Una vez implantada una economía así, cualquier pánico podría hacer que se fuera a pique al mercado. El fracaso de una sola empresa (Lehman Brothers in memoriam) o un fraude asombroso (Madoff in memoriam) podrían disparar el miedo y un repentino y generalizado intento de la economía por liberarse de la deuda. Durante la fase de pánico, los precios pueden descender tanto y de forma tan veloz que el valor de los activos (la vivienda in memoriam) se sitúa por debajo de la cantidad de deuda que se había asumido para comprarlos. Los bancos empiezan a exigir el pago de sus créditos, pero ahora es difícil vender los valores especulativos, los inversores tienen que venderlos por debajo de su precio o encontrar alguna otra que vender. En uno u otro caso, el resultado es que los precios caen todavía más. A este círculo vicioso se le denomina «momento Minsky».

Minsky murió en 1996, un año antes que comenzara a cumplirse su pronóstico con la crisis asiática, hoy considerada el prolegómeno de la crisis actual. A finales del siglo XX habíamos olvidado de verdad el significado de la palabra riesgo. Cuando empresas financieras gigantescas empezaron a derrumbarse como castillos de naipes, las predicciones de Minsky surgieron con el deslumbrante brillo de las grandes creaciones del pensamiento.

Vuelve Minsky. Economistas galardonados con el premio Nobel hablan de incorporar sus conocimientos a la disciplina y se reimprimen sus libros que se venden extraordinariamente bien. Ha pasado de ser una figura prácticamente olvidada a otra clave en el debate sobre cómo articular el sistema financiero. Hace un año un influyente columnista del muy conservador Financial Times le confió a sus lectores que la relectura de la «obra maestra» de Minsky de 1986 -Stabilizing and Unstable Economy- le «había ayudado a aclarar mis ideas respecto a la crisis». A principios de este año, dos pesos pesados de la economía –Paul Krugman y Brad DeLond– le homenajearon en foros públicos. Es más, el Nobel Krugman titula una de sus conferencias más celebradas The Night They Re-read Minsky (La noche en que releyeron a Minsky). Hoy la mayoría de economistas “releen por vez primera” a Minsky, intentando encajar sus análisis, tan poco convencionales, en el edificio teórico de una ciencia que ni es exacta ni es perfecta.
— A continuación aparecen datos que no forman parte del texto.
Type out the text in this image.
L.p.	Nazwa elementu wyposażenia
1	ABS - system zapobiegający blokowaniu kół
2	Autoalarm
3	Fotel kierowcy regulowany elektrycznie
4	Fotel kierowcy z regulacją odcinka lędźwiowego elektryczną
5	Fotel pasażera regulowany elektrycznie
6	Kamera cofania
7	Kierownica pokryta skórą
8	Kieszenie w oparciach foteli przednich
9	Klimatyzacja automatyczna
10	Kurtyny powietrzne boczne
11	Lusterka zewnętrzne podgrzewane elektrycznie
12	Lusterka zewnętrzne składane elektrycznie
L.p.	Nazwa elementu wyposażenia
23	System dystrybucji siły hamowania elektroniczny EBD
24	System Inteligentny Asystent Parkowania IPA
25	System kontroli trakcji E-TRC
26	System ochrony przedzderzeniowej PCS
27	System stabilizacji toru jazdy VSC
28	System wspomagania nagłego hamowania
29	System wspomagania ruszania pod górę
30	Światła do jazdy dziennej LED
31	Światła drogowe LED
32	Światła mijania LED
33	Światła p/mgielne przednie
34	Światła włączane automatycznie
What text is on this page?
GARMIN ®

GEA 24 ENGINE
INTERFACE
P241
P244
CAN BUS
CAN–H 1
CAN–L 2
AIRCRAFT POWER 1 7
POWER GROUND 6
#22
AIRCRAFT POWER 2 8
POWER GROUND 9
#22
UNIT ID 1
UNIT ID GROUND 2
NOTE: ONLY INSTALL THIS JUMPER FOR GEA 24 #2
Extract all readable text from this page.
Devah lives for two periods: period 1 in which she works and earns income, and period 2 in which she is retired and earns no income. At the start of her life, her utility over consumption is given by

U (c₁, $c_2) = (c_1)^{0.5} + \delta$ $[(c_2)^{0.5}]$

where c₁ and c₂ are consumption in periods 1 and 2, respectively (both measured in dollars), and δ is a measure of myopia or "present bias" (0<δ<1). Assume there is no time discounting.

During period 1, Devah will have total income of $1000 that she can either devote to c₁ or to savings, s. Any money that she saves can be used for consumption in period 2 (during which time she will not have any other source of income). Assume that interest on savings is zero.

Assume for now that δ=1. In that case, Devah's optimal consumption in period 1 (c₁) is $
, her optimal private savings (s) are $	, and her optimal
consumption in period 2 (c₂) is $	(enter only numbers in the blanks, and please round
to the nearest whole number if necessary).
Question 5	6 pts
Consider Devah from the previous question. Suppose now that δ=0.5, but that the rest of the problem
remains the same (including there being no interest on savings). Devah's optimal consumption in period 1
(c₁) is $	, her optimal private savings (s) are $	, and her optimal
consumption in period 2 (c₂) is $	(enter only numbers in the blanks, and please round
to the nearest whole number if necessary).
Porque si hay que extraer alguna conclusión de la obra de Minsky, es que la perfección, como la estabilidad y el equilibrio, son espejismos. Minsky no compartió la extraña creencia de sus colegas de que todo podía ser reducido a un modelo sencillo o a una fórmula elegante. La suya era una especie de economía existencial: «No hay ninguna respuesta simple a los problemas de nuestro capitalismo», escribió Minsky. «No hay ninguna solución que pueda transformarse en una frase pegadiza e imprimirse en grandes carteles».